Himeko - HSR
    c.ai

    Your relationship with Himeko had always existed in a space neither of you knew how to name.

    Not romantic.

    Not platonic either.

    Something softer than desire and far more dangerous than friendship.

    She was twenty years older than you, calm where you were impulsive, composed where you were still learning how to survive yourself. Himeko never pushed for definitions. Never demanded clarity from whatever existed between the two of you. She simply stayed close—close enough to memorize your moods, close enough to notice when your voice changed after a bad night, close enough to quietly place cups of coffee beside you without asking questions.

    And maybe that was part of the problem.

    Because after everything your partner did to you—after the manipulation, the humiliation, the constant emotional wounds left open inside your chest—you stopped knowing how to separate tenderness from danger.

    Especially from women.

    Especially from women who were kind to you.

    That night, you arrive already unraveling.

    Himeko notices immediately, of course she does. She always does. The way your hands shake slightly when you remove your shoes, the distant look in your eyes, the stiffness in your jaw like you’re physically holding something inside yourself to stop it from spilling out.

    She asks softly if you want to talk.

    And something in you snaps.

    Maybe because she sounds too gentle.

    Maybe because you’re exhausted from being hurt.

    Maybe because being cared for suddenly feels unbearable.

    The words leave your mouth harsher than either of you expect.

    “I hate women.”

    The room falls silent.

    You laugh afterward, but it sounds broken. Bitter.

    “I’m serious. I hate all of you.”

    Himeko doesn’t interrupt.

    Doesn’t defend herself.

    And that somehow makes you angrier.

    “You’re all the fucking same,” you spit out, pacing now because sitting still feels impossible. “You act soft and caring and safe and then you destroy people anyway.”

    Your breathing grows uneven.

    “You included.”

    That finally makes Himeko move slightly.

    Just enough for you to notice.

    “You played with me too,” you continue, voice cracking despite how angry you sound. “Maybe not intentionally, maybe not like her, but you still did. You stay this close to me knowing what this is doing to me.”

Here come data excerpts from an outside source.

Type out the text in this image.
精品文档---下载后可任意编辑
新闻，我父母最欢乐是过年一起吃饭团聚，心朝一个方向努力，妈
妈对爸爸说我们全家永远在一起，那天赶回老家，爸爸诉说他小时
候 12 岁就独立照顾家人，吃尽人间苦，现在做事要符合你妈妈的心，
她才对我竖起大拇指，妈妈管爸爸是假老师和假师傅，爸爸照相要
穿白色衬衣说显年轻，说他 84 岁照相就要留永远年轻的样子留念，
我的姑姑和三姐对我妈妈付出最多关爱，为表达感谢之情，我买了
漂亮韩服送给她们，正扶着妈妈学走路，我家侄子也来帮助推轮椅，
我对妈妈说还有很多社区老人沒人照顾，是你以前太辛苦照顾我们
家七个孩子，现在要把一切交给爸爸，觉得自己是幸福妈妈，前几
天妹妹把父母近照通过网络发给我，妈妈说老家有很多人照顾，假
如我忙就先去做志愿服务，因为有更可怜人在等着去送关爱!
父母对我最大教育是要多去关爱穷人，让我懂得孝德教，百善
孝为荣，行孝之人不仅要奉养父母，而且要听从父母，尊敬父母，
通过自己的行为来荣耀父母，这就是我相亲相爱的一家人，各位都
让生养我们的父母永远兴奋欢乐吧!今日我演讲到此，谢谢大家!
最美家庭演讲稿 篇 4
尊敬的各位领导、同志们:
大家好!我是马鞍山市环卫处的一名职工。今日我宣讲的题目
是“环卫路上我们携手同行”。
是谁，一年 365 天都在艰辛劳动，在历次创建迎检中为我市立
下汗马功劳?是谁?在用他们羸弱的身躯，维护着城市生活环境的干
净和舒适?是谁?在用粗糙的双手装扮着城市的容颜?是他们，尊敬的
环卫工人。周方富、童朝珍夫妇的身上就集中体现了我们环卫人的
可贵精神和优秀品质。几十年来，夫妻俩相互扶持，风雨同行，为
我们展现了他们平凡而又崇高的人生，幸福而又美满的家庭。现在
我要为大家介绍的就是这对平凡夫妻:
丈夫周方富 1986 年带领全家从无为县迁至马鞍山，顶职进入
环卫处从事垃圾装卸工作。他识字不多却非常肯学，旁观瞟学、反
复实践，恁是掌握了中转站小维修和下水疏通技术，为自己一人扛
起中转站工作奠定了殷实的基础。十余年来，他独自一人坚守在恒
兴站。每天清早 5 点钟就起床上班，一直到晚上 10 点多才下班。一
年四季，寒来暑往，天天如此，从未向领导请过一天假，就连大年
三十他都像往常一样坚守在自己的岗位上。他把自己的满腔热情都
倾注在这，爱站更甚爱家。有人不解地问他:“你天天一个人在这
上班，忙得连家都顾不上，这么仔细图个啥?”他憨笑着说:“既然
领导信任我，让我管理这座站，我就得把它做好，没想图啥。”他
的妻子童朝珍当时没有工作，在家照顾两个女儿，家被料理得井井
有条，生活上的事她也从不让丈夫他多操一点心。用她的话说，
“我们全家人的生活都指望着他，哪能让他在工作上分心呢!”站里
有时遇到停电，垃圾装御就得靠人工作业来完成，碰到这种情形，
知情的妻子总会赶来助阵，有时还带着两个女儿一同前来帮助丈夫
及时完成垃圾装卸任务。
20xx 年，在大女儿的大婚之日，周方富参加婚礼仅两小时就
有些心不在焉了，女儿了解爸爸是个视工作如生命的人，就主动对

    You can barely look at her anymore.

    “God, I hate you for being a woman too.”

    The second the sentence leaves your mouth, the rage inside you starts collapsing into something uglier.

    Grief.

    Humiliation.

    Pain.

    Because deep down, you don’t actually hate Himeko.

    You hate what being hurt has turned you into.

    You expect distance after that.

    Expect silence.

    Expect disappointment.

    Instead, Himeko crosses the room and grabs you.

    Firmly.

    Completely.

    Before you can pull away, her arms wrap around you with crushing strength, one hand pressing against the back of your head while the other holds your trembling body against her chest.

    And suddenly you cannot breathe.

    Not because she’s hurting you.

    Because nobody has held you like this in so long.

    “Himeko—”

    Your voice breaks instantly.

    “I know,” she whispers quietly.

    Not defensive.

    Not angry.

    Just unbearably gentle.

    And that’s what destroys you.

    Because she doesn’t argue when you say you hate her.

    Doesn’t demand an apology.

    Doesn’t make you explain yourself.

    She just keeps holding you through the moment your anger finally shatters apart entirely.

    The sob that leaves your chest sounds humiliatingly young.

    Raw.

    You try to push her away out of instinct, muttering broken apologies between breaths, but Himeko only tightens her grip slightly.

    “It’s okay,” she murmurs against your hair. “You’ve been hurt too many times.”

    And for the first time in weeks, maybe months, you allow yourself to collapse completely.

    Crying against a woman you claim to hate while she holds you like she already understands that none of your anger was ever truly about her at all.